The Suffolk County district attorney, a publicity hound and ambitious as hell, is Kevin Ahearn. Jimmy has already taken to calling him Front Page Ahearn. I know, though I’ve never gone up against him, that his record on convictions is as spotless as mine is on acquittals. Which makes him, from where I sit, a very bad man.

And a meticulous one. The first few minutes of his folksy presentation, getting it in early that he grew up in Greenport, over on the North Shore, as if he himself could have been among the jury pool, have me thinking I should have packed a lunch.

Then, as I knew he would, he takes a shrewd turn, detailing the state’s case against Rob Jacobson without once mentioning his name. Rob is “THE DEFENDANT.” Emphasis intended.

“His is a world apart,” Ahearn says. “Sagaponack and an opulent town house on the Upper West Side of Manhattan, and the exclusive Dalton School over on the other side of Central Park. The world where the defendant became convinced he could buy anything he wanted.”

Ahearn pauses.

“Anything, in this case, except an acquittal,” Ahearn says.

He introduces the Gates family, sharing their Instagram stories about this being the first time they had ever rented a summerhouse in the Hamptons, the summer Mitch and Kathy Gates celebrated their twentieth wedding anniversary in late July with their teenage daughter, before they were found dead in that house.

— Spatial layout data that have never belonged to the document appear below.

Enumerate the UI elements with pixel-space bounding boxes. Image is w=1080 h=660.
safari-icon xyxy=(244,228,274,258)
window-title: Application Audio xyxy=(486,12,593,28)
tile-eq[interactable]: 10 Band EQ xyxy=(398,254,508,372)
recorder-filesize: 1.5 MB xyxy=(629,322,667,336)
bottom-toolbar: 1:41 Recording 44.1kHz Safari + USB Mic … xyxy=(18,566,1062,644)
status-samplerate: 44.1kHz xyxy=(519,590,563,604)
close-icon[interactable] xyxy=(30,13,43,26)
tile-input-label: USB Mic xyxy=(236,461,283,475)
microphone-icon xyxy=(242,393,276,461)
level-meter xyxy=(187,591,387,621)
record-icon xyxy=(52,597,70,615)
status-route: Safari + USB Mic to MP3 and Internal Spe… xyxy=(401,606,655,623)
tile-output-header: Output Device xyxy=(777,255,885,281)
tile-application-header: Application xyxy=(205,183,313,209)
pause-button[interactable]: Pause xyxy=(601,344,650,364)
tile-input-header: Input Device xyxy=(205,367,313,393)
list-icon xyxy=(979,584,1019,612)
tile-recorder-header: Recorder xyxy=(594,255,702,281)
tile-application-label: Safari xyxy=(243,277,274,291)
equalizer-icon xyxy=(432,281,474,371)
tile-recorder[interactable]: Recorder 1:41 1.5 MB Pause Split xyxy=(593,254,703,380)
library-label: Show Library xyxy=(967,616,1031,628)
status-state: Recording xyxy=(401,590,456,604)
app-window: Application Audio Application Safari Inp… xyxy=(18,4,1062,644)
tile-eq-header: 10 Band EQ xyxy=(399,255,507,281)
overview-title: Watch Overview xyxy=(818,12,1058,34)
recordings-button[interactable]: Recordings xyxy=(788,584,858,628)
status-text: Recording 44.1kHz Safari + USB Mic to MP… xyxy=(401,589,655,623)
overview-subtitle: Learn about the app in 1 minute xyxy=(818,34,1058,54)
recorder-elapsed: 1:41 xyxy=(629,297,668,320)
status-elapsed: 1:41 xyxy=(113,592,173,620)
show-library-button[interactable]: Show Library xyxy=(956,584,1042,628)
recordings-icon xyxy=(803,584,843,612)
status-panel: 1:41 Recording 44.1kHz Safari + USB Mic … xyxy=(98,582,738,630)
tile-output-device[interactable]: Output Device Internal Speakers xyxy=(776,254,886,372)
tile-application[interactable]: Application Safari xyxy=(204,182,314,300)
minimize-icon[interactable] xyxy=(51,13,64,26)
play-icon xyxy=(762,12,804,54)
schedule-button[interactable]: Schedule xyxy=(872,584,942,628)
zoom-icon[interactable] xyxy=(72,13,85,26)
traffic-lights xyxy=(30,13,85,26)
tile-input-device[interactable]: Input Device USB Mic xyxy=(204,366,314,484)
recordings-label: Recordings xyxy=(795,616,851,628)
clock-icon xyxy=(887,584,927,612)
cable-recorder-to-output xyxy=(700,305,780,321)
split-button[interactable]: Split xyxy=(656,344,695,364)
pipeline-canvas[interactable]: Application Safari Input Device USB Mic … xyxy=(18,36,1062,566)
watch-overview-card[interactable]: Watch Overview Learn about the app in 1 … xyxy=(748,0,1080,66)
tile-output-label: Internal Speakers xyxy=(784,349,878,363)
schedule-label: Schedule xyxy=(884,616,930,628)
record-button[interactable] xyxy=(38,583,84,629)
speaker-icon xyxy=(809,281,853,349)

“The defendant took everything away from them,” Ahearn says. “And on one terrible night, that family and all of its history was gone. And their dream summer had turned into a nightmare.”

I’m not watching him now. I’m watching the jury. The guyisvery good. And has their full attention with the story he’s telling and the way he’s telling it, concluding with a guarantee.

“My esteemed opponent will talk, probably at length, about the lack of motive. But what she will really be doing is shouting at you from the other side of a mountain of evidence against the defendant.”

Ahearn isn’t a big guy. Trim, gray-haired, blue suit that looks—and not by accident, I’m guessing—as if it could use a good steaming. But he’s definitely got a big courtroom voice. Using it to full advantage now.

“My friends, I will leave you with this: facts are very stubborn things.”

One last pause.

“Almost as stubborn as the state’s pursuit of justice in this case, one that will inevitably end with a conviction,” he says. “When we have concluded our business in this courtroom, this won’t be about celebrity and it won’t be about money. It will be about the facts. And about something that you have probably noticed is under attack in this country but still matters:the truth.”

I am already getting out of my seat as he is sitting down, walking across to the empty witness stand, smiling, then turning to the jury.

And applauding. Loudly, and enthusiastically.

From my right I immediately hear the gavel of Judge Jackson Prentice III, who is clearly and enthusiastically displeased. With me.

“Really, Ms. Smith? This isn’t a show.”